Porter’s Five Forces is a framework for analyzing the attractiveness and profitability of an industry (Porter, 2009).
Based on the following five forces, answer the questions connected with each force and related to the company that you have chosen to study. FIRST, DEFINE THE FORCE according to Porter’s HBR article. Be sure to CITE (in-text citations) the appropriate source linked to the information provided. Provide References (APA 7) at the end.
1) Rivalry among existing competitors (DEFINE According to Porter) — (a) Number and names of major competitors (approx 4-5), (b) Industry Growth Rate, (c) Exit barriers, (d) Access to distribution, (e) Differentiation, (f) Fixed costs vs. variable costs
(g) Rivalry = High or Low – possibly moderate (Explain why)
2) Threat of New Entrants (DEFINE According to Porter) — (a) Entry barriers — government policies/regulations (b) Access to suppliers, (c) Distribution channels–access to, (d) Obstacles that deter new competitors from entering the industry, (e) Threat of New Entrants = High or Low – possibly moderate (Explain why)
3) Threat of Substitute Products and Services (DEFINE According to Porter) — (a) What is the availability of other products that a customer can purchase from outside the industry? (b) What is the buyer’s propensity to substitute? (c) Threat of Substitute Products/Services = High or Low – possibly moderate (Explain) (d) Consumer switching cost = high or low? (Explain why)
4) Bargaining Power of Suppliers (DEFINE According to Porter) — (a) Differentiation of inputs, (b) Switching costs of suppliers and firms in industry, (c) Threat of backward integration by firms in the industry, (d) Availability of substitute suppliers (e) Bargaining Power of Suppliers = High or Low – possibly moderate (Explain why)
5) Bargaining Power of Buyers (Customers) (DEFINE According to Porter) — (a) When are the customers in an industry powerful? (b) Ability to backward integrate, (c) Switching costs, (d) Bargaining leverage, (e) Buyer sensitivity to changes in price, (f) Bargaining Power of Buyers (Customers) = High or Low – possibly moderate (Explain why)
Porter’s Five Forces Analysis
Rivalry among Existing Competitors
Definition
Rivalry among existing competitors is one of the five forces that shape the competitive intensity and profitability of an industry, according to Porter (2009). This force refers to the intensity of competition among existing firms in an industry. High rivalry can lead to price wars, product differentiation, and advertising battles, which can all erode profitability.
Key Factors Affecting Rivalry
Several key factors can affect the intensity of rivalry among existing competitors, including:
Rivalry in the Consumer Electronics Industry
The consumer electronics industry is characterized by a large number of strong competitors, including Apple, Samsung, Sony, and LG. The industry is also highly competitive, with firms constantly introducing new products and features.
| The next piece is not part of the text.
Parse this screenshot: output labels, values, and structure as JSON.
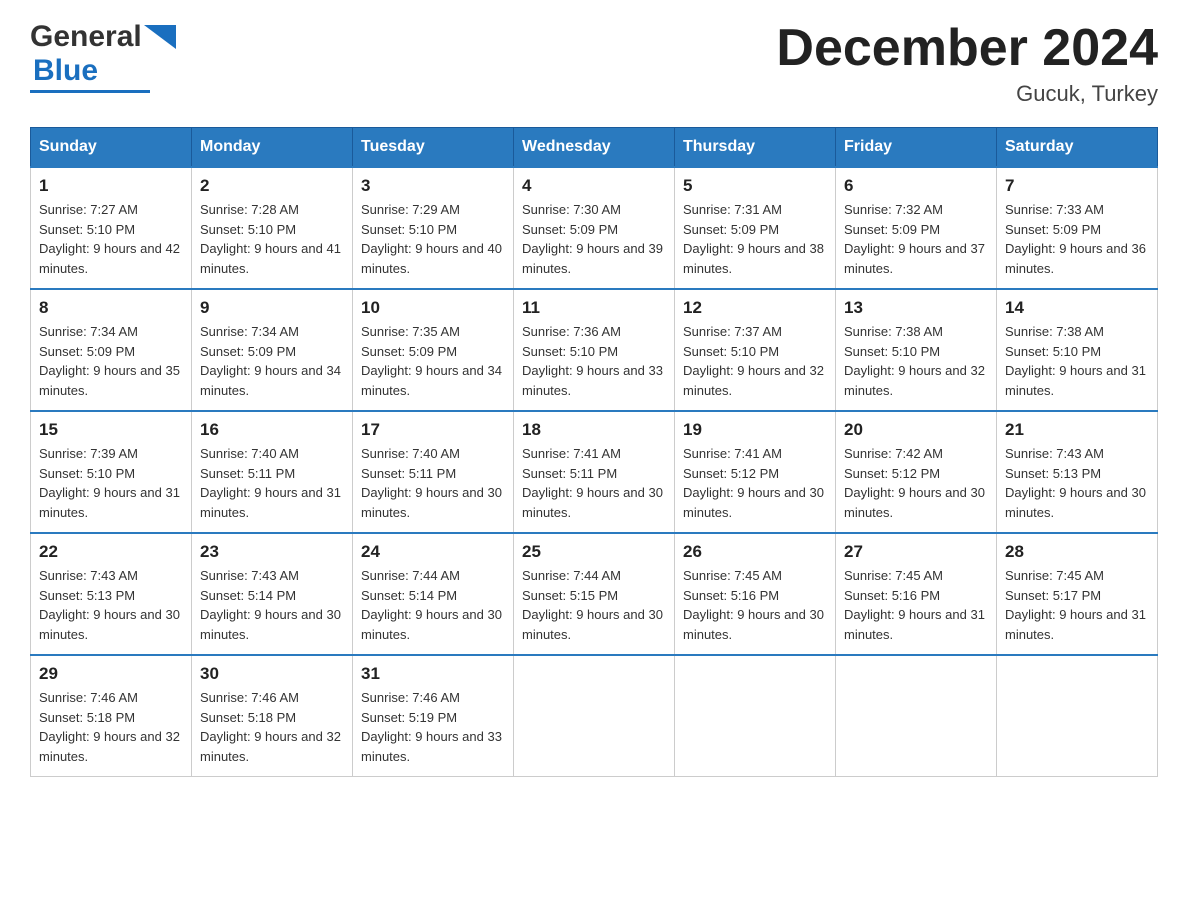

Additionally, exit barriers are relatively low, as firms can easily leave the industry by selling off their assets. Access to distribution channels is also important, as firms that control their own distribution channels have a competitive advantage.
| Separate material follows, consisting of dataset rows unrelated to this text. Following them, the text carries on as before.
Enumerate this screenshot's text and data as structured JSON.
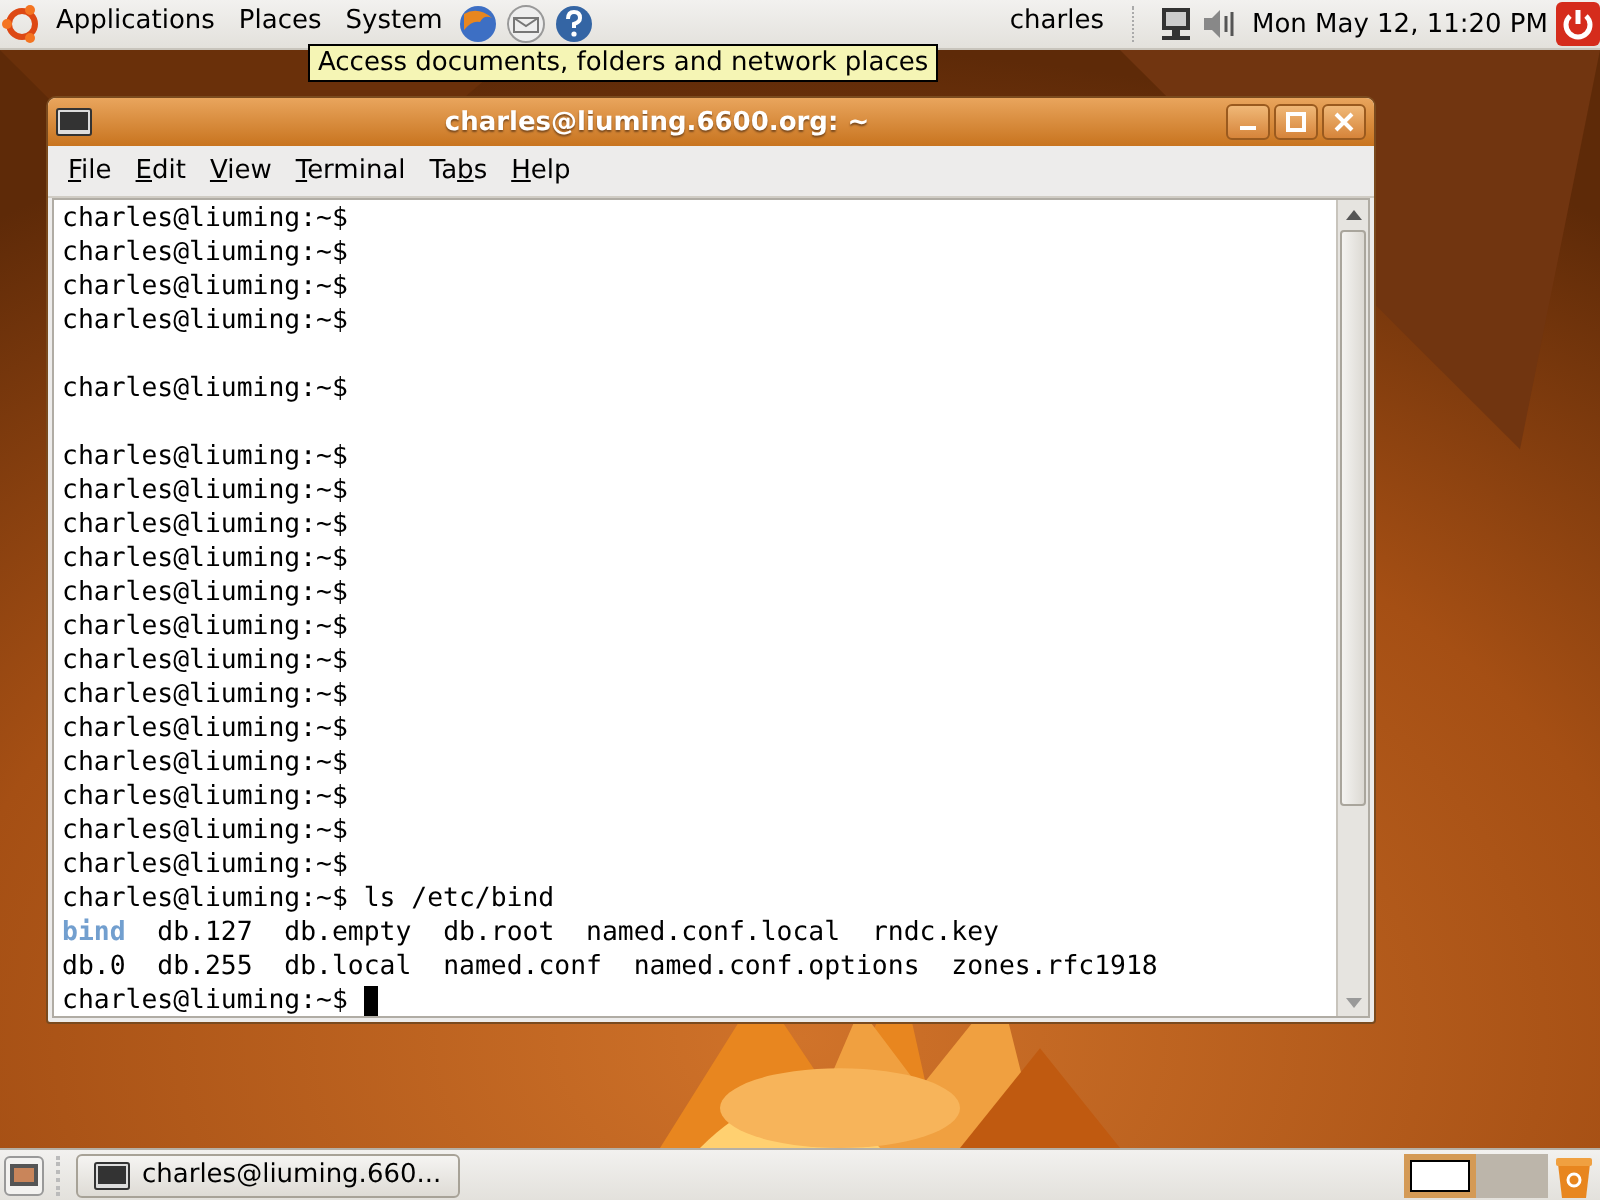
{
  "top_panel": {
    "menus": [
      "Applications",
      "Places",
      "System"
    ],
    "user": "charles",
    "clock": "Mon May 12, 11:20 PM"
  },
  "tooltip": "Access documents, folders and network places",
  "window": {
    "title": "charles@liuming.6600.org: ~",
    "menu": [
      {
        "key": "F",
        "post": "ile"
      },
      {
        "key": "E",
        "post": "dit"
      },
      {
        "key": "V",
        "post": "iew"
      },
      {
        "key": "T",
        "post": "erminal"
      },
      {
        "pre": "Ta",
        "key": "b",
        "post": "s"
      },
      {
        "key": "H",
        "post": "elp"
      }
    ],
    "terminal": [
      {
        "kind": "line",
        "text": "charles@liuming:~$"
      },
      {
        "kind": "line",
        "text": "charles@liuming:~$"
      },
      {
        "kind": "line",
        "text": "charles@liuming:~$"
      },
      {
        "kind": "line",
        "text": "charles@liuming:~$"
      },
      {
        "kind": "blank"
      },
      {
        "kind": "line",
        "text": "charles@liuming:~$"
      },
      {
        "kind": "blank"
      },
      {
        "kind": "line",
        "text": "charles@liuming:~$"
      },
      {
        "kind": "line",
        "text": "charles@liuming:~$"
      },
      {
        "kind": "line",
        "text": "charles@liuming:~$"
      },
      {
        "kind": "line",
        "text": "charles@liuming:~$"
      },
      {
        "kind": "line",
        "text": "charles@liuming:~$"
      },
      {
        "kind": "line",
        "text": "charles@liuming:~$"
      },
      {
        "kind": "line",
        "text": "charles@liuming:~$"
      },
      {
        "kind": "line",
        "text": "charles@liuming:~$"
      },
      {
        "kind": "line",
        "text": "charles@liuming:~$"
      },
      {
        "kind": "line",
        "text": "charles@liuming:~$"
      },
      {
        "kind": "line",
        "text": "charles@liuming:~$"
      },
      {
        "kind": "line",
        "text": "charles@liuming:~$"
      },
      {
        "kind": "line",
        "text": "charles@liuming:~$"
      },
      {
        "kind": "line",
        "text": "charles@liuming:~$ ls /etc/bind"
      },
      {
        "kind": "listing",
        "rows": [
          [
            {
              "text": "bind",
              "directory": true
            },
            {
              "text": "db.127",
              "directory": false
            },
            {
              "text": "db.empty",
              "directory": false
            },
            {
              "text": "db.root",
              "directory": false
            },
            {
              "text": "named.conf.local",
              "directory": false
            },
            {
              "text": "rndc.key",
              "directory": false
            }
          ],
          [
            {
              "text": "db.0",
              "directory": false
            },
            {
              "text": "db.255",
              "directory": false
            },
            {
              "text": "db.local",
              "directory": false
            },
            {
              "text": "named.conf",
              "directory": false
            },
            {
              "text": "named.conf.options",
              "directory": false
            },
            {
              "text": "zones.rfc1918",
              "directory": false
            }
          ]
        ]
      },
      {
        "kind": "line",
        "text": "charles@liuming:~$",
        "cursor": true
      }
    ]
  },
  "taskbar": {
    "tasks": [
      {
        "label": "charles@liuming.660...",
        "selected": false
      }
    ],
    "workspaces": [
      {
        "selected": true
      },
      {
        "selected": false
      }
    ]
  }
}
Rivalry in the Fast-Food Industry
The fast-food industry is another example of an industry with high rivalry. The industry is dominated by a few large firms, such as McDonald’s, Burger King, and Wendy’s. The industry is also highly competitive, with firms constantly introducing new menu items and promotions. Additionally, exit barriers are relatively low, as firms can easily leave the industry by closing their doors. Access to distribution channels is also important, as firms that are located in high-traffic areas have a competitive advantage.
Threat of New Entrants
Definition
The threat of new entrants is another of the five forces that shape the competitive intensity and profitability of an industry, according to Porter (2009). This force refers to the likelihood that new firms will enter an industry. High threat of new entrants can lead to lower prices, product differentiation, and advertising battles, which can all erode profitability.
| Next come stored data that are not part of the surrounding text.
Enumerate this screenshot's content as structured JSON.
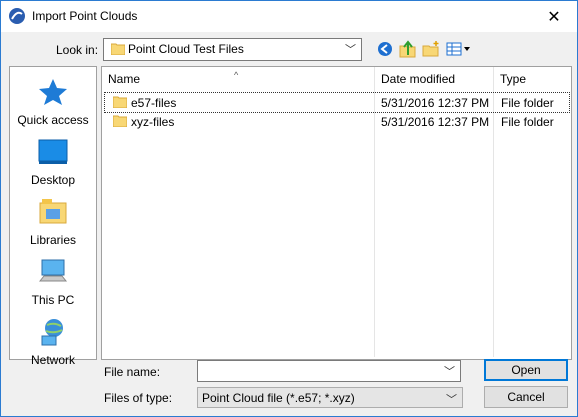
{
  "window": {
    "title": "Import Point Clouds",
    "close_glyph": "✕"
  },
  "toolbar": {
    "look_in_label": "Look in:",
    "look_in_value": "Point Cloud Test Files",
    "buttons": [
      "back-icon",
      "up-folder-icon",
      "new-folder-icon",
      "view-menu-icon"
    ]
  },
  "places": [
    {
      "label": "Quick access",
      "icon": "star-icon"
    },
    {
      "label": "Desktop",
      "icon": "desktop-icon"
    },
    {
      "label": "Libraries",
      "icon": "libraries-icon"
    },
    {
      "label": "This PC",
      "icon": "computer-icon"
    },
    {
      "label": "Network",
      "icon": "network-icon"
    }
  ],
  "file_list": {
    "columns": {
      "name": "Name",
      "date": "Date modified",
      "type": "Type"
    },
    "rows": [
      {
        "name": "e57-files",
        "date": "5/31/2016 12:37 PM",
        "type": "File folder"
      },
      {
        "name": "xyz-files",
        "date": "5/31/2016 12:37 PM",
        "type": "File folder"
      }
    ]
  },
  "footer": {
    "file_name_label": "File name:",
    "file_name_value": "",
    "files_of_type_label": "Files of type:",
    "files_of_type_value": "Point Cloud file (*.e57; *.xyz)",
    "open_label": "Open",
    "cancel_label": "Cancel"
  },
  "colors": {
    "accent": "#0078d7",
    "folder": "#f8d775"
  }
}
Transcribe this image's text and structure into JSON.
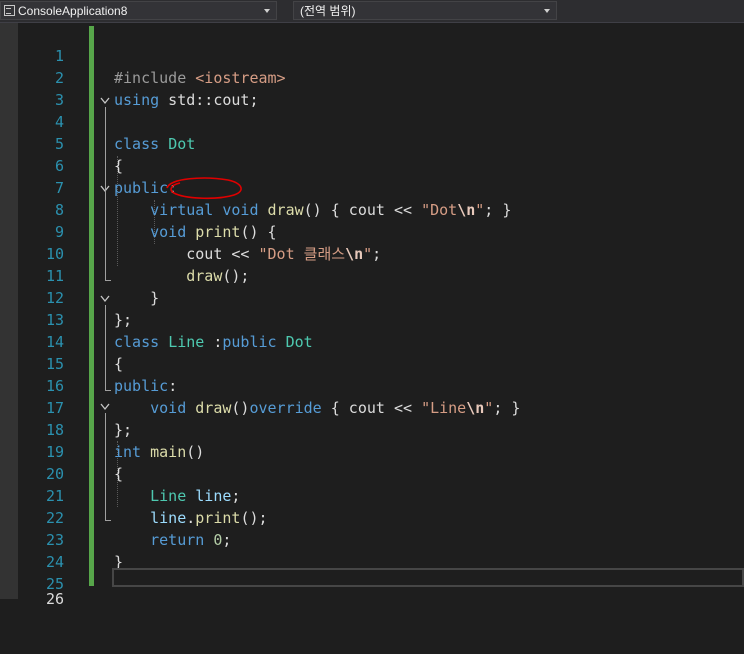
{
  "navbar": {
    "project": "ConsoleApplication8",
    "scope": "(전역 범위)"
  },
  "editor": {
    "current_line": 26,
    "lines": [
      {
        "n": "1",
        "code": "#include <iostream>"
      },
      {
        "n": "2",
        "code": "using std::cout;"
      },
      {
        "n": "3",
        "code": ""
      },
      {
        "n": "4",
        "code": "class Dot"
      },
      {
        "n": "5",
        "code": "{"
      },
      {
        "n": "6",
        "code": "public:"
      },
      {
        "n": "7",
        "code": "    virtual void draw() { cout << \"Dot\\n\"; }"
      },
      {
        "n": "8",
        "code": "    void print() {"
      },
      {
        "n": "9",
        "code": "        cout << \"Dot 클래스\\n\";"
      },
      {
        "n": "10",
        "code": "        draw();"
      },
      {
        "n": "11",
        "code": "    }"
      },
      {
        "n": "12",
        "code": "};"
      },
      {
        "n": "13",
        "code": "class Line :public Dot"
      },
      {
        "n": "14",
        "code": "{"
      },
      {
        "n": "15",
        "code": "public:"
      },
      {
        "n": "16",
        "code": "    void draw()override { cout << \"Line\\n\"; }"
      },
      {
        "n": "17",
        "code": "};"
      },
      {
        "n": "18",
        "code": "int main()"
      },
      {
        "n": "19",
        "code": "{"
      },
      {
        "n": "20",
        "code": "    Line line;"
      },
      {
        "n": "21",
        "code": "    line.print();"
      },
      {
        "n": "22",
        "code": "    return 0;"
      },
      {
        "n": "23",
        "code": "}"
      },
      {
        "n": "24",
        "code": ""
      },
      {
        "n": "25",
        "code": ""
      },
      {
        "n": "26",
        "code": ""
      }
    ]
  },
  "colors": {
    "background": "#1e1e1e",
    "keyword": "#569cd6",
    "type": "#4ec9b0",
    "string": "#d69d85",
    "change_bar": "#57a64a",
    "annotation": "#e00000"
  }
}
Key Factors Affecting Threat of New Entrants
Several key factors can affect the threat of new entrants, including:
Threat of New Entrants in the Pharmaceutical Industry
The pharmaceutical industry is characterized by high barriers to entry. The industry requires significant investment in research and development, as well as clinical trials. Additionally, government regulations make it difficult for new firms to bring new drugs to market. Access to suppliers of key ingredients can also be a barrier to entry. As a result, the threat of new entrants in the pharmaceutical industry is low.
Threat of New Entrants in the Software Industry
The software industry is characterized by relatively low barriers to entry. The industry does not require significant investment in physical assets, and there are few government regulations. Additionally, distribution channels are relatively easy to access. As a result, the threat of new entrants in the software industry is moderate.
Conclusion
Porter’s Five Forces analysis is a valuable tool for understanding the competitive landscape of an industry. By analyzing the five forces, firms can identify threats and opportunities and develop strategies to improve their competitive position.